Estas tres razones identificadas en el artículo de IDL Reporteros explican por tanto los malos resultados que muestra el Estado en los arbitrajes en general, pero también, seguramente, lo explicarían en otros ámbitos como el administrativo y el judicial.

El artículo de los investigadores de IDL Reporteros es bastante contundente en cuanto a los resultados que expone: 42 arbitrajes en los que era parte Odebrecht, de los que se emitieron laudos favorables a esta empresa en 35 casos, pues solo en 7 “ganó” el Estado. Una primera pregunta aquí es si en estos 7 casos realmente ganó el Estado o solamente no perdió, que es distinto; más aun cuando solo uno de los 42 arbitrajes fue iniciado por el Estado, pero se perdió al final. Resulta interesante que se destaque que SEDAPAL fue la única Entidad que no perdió ningún arbitraje, lo cual muestra que la defensa de dicha Entidad debe ser de mayor efectividad en comparación con las otras Entidades (debe destacarse que los contratos de SEDAPAL incluyen normalmente unas cláusulas de solución de controversias bastante draconianas, en el sentido de que cargan todos los costos al proveedor que quiera iniciar un arbitraje).

No obstante que el artículo de Moreno y Cabral es prolijo, incurre en un error respecto al marco normativo que regula el arbitraje, pues confunde la Ley Nº 26572 y el Decreto Legislativo Nº 1071. Dichas normas regulan el arbitraje en diferentes momentos y no conviven como pareciera que se entiende en el texto analizado. Es más, uno de los mayores problemas desde mi punto de vista es la dispersión normativa de las contrataciones públicas, lo que afecta también la regulación del arbitraje según se trate de:

  • Régimen de contrataciones del Estado. En este caso, la norma especial incluye algunas regulaciones especiales del arbitraje, como la obligación de remitir los Laudos al OSCE.
  • Regímenes de concesión de obras públicas o de asociaciones público privadas.
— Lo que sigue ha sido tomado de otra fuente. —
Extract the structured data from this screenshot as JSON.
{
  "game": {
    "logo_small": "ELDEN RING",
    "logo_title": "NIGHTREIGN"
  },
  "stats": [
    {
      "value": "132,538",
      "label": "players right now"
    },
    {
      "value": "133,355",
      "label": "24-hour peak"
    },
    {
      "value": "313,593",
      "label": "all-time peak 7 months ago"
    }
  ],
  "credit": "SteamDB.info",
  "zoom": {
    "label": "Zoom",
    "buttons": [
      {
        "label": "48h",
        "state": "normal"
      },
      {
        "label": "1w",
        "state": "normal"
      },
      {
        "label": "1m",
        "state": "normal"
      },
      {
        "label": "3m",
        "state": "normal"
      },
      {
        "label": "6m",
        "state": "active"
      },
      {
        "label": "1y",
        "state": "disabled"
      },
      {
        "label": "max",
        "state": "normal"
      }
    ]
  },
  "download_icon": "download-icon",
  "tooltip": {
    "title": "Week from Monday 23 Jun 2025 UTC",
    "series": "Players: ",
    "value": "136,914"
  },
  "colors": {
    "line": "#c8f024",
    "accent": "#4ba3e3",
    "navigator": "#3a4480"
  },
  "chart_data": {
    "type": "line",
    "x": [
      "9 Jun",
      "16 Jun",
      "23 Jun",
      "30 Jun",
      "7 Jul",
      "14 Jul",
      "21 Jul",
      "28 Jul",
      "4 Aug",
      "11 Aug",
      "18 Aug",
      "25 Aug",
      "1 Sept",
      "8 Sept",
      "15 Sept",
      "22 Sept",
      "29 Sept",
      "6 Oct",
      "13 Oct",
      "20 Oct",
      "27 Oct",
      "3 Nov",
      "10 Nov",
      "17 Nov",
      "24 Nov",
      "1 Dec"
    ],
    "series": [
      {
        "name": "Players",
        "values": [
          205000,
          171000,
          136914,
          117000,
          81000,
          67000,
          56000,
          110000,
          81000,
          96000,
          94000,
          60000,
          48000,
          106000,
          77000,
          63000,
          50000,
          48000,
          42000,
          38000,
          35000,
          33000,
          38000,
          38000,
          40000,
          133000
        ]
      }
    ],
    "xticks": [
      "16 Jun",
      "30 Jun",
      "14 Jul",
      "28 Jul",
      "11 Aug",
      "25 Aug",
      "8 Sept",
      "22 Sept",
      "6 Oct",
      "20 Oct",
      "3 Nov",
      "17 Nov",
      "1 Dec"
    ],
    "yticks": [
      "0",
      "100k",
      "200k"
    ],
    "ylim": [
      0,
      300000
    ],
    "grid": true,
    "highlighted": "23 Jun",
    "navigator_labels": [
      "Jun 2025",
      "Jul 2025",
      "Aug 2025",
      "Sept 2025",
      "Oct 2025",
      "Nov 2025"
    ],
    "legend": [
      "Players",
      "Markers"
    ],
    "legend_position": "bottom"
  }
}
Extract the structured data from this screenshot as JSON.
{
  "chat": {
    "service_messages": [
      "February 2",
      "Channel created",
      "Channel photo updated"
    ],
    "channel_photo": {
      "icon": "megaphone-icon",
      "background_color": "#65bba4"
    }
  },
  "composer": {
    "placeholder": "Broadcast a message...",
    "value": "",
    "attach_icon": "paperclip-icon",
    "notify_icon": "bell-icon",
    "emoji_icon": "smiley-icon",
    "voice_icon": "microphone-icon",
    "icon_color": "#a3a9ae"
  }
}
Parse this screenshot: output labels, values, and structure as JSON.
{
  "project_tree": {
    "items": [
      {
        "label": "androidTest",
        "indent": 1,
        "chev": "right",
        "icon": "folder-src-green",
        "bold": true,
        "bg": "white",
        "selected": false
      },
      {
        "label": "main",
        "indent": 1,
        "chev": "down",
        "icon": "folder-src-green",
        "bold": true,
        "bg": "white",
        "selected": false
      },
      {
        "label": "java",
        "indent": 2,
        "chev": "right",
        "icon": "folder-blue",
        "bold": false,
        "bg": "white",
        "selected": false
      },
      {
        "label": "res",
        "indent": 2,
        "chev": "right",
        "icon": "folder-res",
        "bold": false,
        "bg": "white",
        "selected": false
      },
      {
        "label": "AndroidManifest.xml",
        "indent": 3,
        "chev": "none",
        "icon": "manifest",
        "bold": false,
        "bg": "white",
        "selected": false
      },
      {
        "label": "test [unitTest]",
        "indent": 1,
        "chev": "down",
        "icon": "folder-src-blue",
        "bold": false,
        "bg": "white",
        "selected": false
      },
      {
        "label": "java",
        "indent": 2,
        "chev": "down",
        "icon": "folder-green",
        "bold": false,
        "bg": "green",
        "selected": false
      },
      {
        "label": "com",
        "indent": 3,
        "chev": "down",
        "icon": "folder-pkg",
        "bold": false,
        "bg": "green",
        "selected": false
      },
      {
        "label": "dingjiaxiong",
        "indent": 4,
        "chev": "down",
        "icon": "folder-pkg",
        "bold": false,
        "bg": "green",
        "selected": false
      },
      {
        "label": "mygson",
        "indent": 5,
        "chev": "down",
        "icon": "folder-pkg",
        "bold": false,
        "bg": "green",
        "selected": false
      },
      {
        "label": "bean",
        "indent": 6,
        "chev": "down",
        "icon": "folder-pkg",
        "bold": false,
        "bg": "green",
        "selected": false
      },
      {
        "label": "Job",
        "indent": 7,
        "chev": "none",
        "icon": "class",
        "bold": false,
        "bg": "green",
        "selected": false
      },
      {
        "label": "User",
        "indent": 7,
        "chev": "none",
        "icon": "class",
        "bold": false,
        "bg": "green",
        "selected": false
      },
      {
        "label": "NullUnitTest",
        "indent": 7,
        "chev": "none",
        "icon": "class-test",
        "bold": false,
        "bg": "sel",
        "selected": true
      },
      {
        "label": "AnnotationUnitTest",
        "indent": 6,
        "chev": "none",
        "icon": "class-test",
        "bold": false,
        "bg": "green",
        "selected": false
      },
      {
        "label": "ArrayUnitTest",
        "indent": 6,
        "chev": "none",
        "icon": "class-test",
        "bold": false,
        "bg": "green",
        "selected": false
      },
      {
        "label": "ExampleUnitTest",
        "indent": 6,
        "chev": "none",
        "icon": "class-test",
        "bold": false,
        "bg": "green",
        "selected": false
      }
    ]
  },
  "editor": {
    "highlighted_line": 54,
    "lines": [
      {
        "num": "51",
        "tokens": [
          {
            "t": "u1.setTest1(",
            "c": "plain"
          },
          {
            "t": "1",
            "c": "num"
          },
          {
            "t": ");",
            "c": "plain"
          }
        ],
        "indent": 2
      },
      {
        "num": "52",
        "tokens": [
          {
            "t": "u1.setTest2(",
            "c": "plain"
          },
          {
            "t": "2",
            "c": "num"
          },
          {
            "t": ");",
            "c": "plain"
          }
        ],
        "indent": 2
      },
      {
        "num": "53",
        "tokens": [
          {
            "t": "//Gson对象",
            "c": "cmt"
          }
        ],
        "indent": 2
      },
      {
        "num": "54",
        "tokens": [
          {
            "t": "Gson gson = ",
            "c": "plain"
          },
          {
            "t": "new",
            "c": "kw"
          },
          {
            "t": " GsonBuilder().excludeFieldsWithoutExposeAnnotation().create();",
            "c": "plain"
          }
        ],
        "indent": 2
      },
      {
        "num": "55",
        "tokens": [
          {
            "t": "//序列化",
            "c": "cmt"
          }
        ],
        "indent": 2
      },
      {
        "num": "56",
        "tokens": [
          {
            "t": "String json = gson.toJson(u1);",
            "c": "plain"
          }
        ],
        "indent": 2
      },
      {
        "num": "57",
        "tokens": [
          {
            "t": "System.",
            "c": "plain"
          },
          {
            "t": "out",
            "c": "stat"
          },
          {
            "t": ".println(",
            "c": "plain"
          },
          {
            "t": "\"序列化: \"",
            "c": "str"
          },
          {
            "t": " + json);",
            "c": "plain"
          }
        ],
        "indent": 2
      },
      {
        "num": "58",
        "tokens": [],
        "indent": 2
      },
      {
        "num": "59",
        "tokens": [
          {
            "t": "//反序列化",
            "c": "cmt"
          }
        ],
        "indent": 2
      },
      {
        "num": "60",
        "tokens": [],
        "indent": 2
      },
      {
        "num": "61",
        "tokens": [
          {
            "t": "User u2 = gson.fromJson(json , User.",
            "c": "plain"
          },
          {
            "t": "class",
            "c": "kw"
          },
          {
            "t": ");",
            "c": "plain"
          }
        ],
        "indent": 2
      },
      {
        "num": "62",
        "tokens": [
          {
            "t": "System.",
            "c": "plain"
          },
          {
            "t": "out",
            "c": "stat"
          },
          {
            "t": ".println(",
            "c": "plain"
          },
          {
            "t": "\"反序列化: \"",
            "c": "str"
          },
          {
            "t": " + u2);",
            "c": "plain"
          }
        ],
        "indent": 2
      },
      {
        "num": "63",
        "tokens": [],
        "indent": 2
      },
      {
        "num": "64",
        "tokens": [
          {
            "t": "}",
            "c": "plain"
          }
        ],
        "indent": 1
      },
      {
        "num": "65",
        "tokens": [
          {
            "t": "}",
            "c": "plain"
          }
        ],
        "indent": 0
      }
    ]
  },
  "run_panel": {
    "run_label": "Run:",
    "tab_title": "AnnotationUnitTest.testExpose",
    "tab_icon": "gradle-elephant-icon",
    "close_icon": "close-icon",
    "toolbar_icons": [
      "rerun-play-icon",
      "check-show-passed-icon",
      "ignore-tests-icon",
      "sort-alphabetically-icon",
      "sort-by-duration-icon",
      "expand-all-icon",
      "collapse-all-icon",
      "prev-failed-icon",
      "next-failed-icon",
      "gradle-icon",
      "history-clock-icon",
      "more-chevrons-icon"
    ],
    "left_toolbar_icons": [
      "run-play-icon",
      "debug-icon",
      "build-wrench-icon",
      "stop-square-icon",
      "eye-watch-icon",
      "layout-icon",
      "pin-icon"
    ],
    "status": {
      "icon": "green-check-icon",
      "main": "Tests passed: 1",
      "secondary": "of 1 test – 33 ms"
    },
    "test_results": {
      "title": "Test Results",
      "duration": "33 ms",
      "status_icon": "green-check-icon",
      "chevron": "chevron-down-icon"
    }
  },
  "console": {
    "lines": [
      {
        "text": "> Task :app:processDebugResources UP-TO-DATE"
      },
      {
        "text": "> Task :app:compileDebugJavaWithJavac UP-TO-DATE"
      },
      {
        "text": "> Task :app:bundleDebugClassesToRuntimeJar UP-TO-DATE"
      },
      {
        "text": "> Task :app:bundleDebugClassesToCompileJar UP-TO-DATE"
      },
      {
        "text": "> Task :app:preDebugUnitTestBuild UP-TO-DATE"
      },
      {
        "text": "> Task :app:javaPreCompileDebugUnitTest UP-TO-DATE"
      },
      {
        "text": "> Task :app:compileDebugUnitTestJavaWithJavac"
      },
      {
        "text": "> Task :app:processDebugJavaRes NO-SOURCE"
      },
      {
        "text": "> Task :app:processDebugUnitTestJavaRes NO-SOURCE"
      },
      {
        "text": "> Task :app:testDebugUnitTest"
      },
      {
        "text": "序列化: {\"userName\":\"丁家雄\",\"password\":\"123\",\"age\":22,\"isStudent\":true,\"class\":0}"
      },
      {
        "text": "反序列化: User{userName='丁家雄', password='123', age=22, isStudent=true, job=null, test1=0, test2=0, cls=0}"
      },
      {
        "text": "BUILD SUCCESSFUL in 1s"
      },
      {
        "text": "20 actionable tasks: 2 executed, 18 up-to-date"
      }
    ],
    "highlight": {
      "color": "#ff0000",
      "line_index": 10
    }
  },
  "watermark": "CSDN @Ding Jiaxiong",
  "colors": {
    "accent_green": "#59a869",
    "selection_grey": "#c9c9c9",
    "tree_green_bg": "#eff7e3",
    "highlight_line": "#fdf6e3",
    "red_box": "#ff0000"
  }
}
En estos últimos dos casos, el arbitraje se desarrolla conforme a la ley de arbitraje común y, por tanto, rige de manera plena el principio de confidencialidad, lo que podría incluir al Laudo Arbitral.

Finalmente, cuando refieren al caso de un arbitraje entre la misma empresa y el Proyecto Especial Huallaga Central y Bajo Mayo, señalando que el arbitraje “lo pasaron” a la vía judicial,  y que “se encuentra actualmente en la Sala Civil Permanente de la Corte Suprema de Lima para ver si procede o no su anulación”, lo que se quiere informar es que estamos frente al caso de la interposición del recurso de anulación de Laudo Arbitral; es decir, seguramente en ese caso el arbitraje terminó y el Laudo Arbitral emitido fue favorable a la referida empresa y la Entidad está cuestionando (por aspectos específicos y fundamentalmente de forma) dicho Laudo Arbitral; no significa esto que se cuestione el fondo del mismo. Por ello, habrá que esperar el resultado de ese proceso de anulación para conocer si el laudo es declarado válido o nulo.